Спустя неделю в лабораторию доставили деревянный ящик размером с обувную коробку. Поскольку правила воздушной перевозки запрещают транспортировать горючие жидкости, образец был завернут в пропитанную марлю и запакован в два запаянных пакета. Он оказался меньше, чем я думал, – примерно с грецкий орех, до этого я имел дело с более крупными плотоядными.
Уложив мозг между двумя слоями губки, я поместил его в цилиндрический пластиковый контейнер и залил инертной жидкостью, которая не создает магнитного резонанса.
Для головной катушки мозг был слишком маленьким. Считывающие датчики не могли уловить сигнал, но времени и средств на сооружение миниатюрной катушки у меня не хватало, поэтому альтернатива оставалась одна – гибкая катушка. Это штатный комплектующий элемент для томографа, представляющий собой полотно из вспененного материала с двумя вмонтированными датчиками. Его можно обернуть вокруг любой части тела, поэтому в клинике он используется при сканировании таких участков, как, например, плечо, которые неудобно или невозможно поместить в цилиндрическую катушку.

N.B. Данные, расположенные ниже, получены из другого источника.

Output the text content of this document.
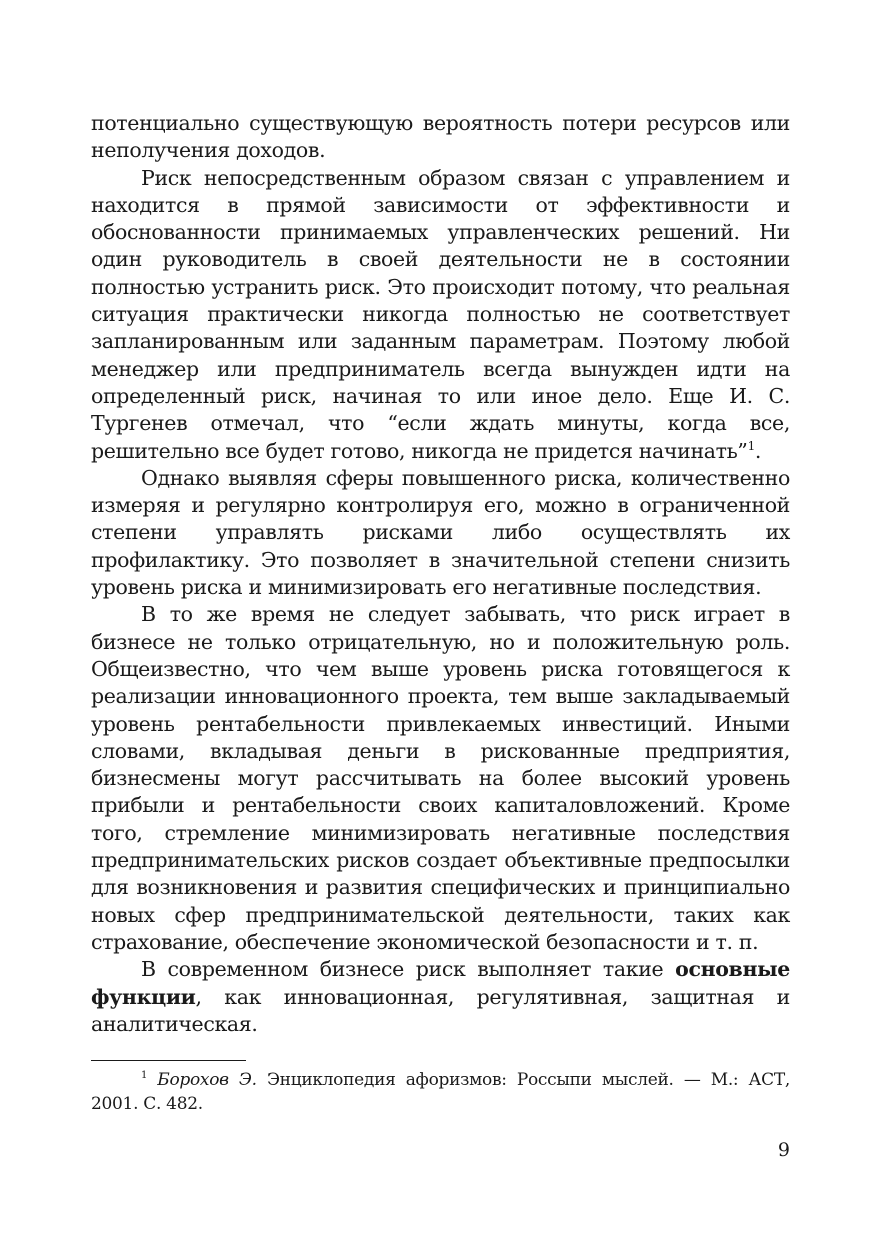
потенциально существующую вероятность потери ресурсов или неполучения доходов.

Риск непосредственным образом связан с управлением и находится в прямой зависимости от эффективности и обоснованности принимаемых управленческих решений. Ни один руководитель в своей деятельности не в состоянии полностью устранить риск. Это происходит потому, что реальная ситуация практически никогда полностью не соответствует запланированным или заданным параметрам. Поэтому любой менеджер или предприниматель всегда вынужден идти на определенный риск, начиная то или иное дело. Еще И. С. Тургенев отмечал, что “если ждать минуты, когда все, решительно все будет готово, никогда не придется начинать”$^1$.

Однако выявляя сферы повышенного риска, количественно измеряя и регулярно контролируя его, можно в ограниченной степени управлять рисками либо осуществлять их профилактику. Это позволяет в значительной степени снизить уровень риска и минимизировать его негативные последствия.

В то же время не следует забывать, что риск играет в бизнесе не только отрицательную, но и положительную роль. Общеизвестно, что чем выше уровень риска готовящегося к реализации инновационного проекта, тем выше закладываемый уровень рентабельности привлекаемых инвестиций. Иными словами, вкладывая деньги в рискованные предприятия, бизнесмены могут рассчитывать на более высокий уровень прибыли и рентабельности своих капиталовложений. Кроме того, стремление минимизировать негативные последствия предпринимательских рисков создает объективные предпосылки для возникновения и развития специфических и принципиально новых сфер предпринимательской деятельности, таких как страхование, обеспечение экономической безопасности и т. п.

В современном бизнесе риск выполняет такие основные функции, как инновационная, регулятивная, защитная и аналитическая.

$^1$ Борохов Э. Энциклопедия афоризмов: Россыпи мыслей. — М.: АСТ, 2001. С. 482.

9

Не идеал, но хоть что-то. Я обернул контейнер с образцом гибкой катушкой и отправил в тоннель томографа. Скорее всего, предел разрешения магнитного резонанса окажется около миллиметра. Это значит, что каждый воксель на сканах маленького мозга будет содержать больше структур, чем воксель на сканах большого. Я надеялся, что разрешение все-таки позволит рассмотреть подробности устройства мозга енота.
Мы с Питером настроили программу и нажали «сканировать». Томограф откликнулся положенными подготовительными щелчками и жужжанием, а затем со звуком погружающейся подлодки приступил к сканированию. С таким крошечным мозгом аппарат управился за две минуты.
Изображения показались на экране. Что ж, на вид вполне прилично. Очень даже прилично. Мы выжали из градиентов максимум, доведя предел разрешения до 0,3 мм – гораздо выше, чем я ожидал. Все просматривалось четко: хвостатое ядро, мозолистое тело, мозжечок, гиппокамп. Радовал также хороший контраст между серым и белым веществом. Это значит, что ткани за столетие в формалине не расползлись в кашу.
А вот диффузионная МРТ не удалась. При тех настройках, которые мы использовали для мозга морских львов и дельфинов, получились бледные снимки, почти целиком состоящие из пикселированного шума. Я вновь обратился за консультацией к Карле Миллер, оксфордскому специалисту по физике МРТ, – она подсказала мне подсчитать скорость отклика на магнитные поля в законсервированном мозге и настроить время сканирования так, чтобы аппарат успевал отловить сигнал прежде, чем тот угаснет.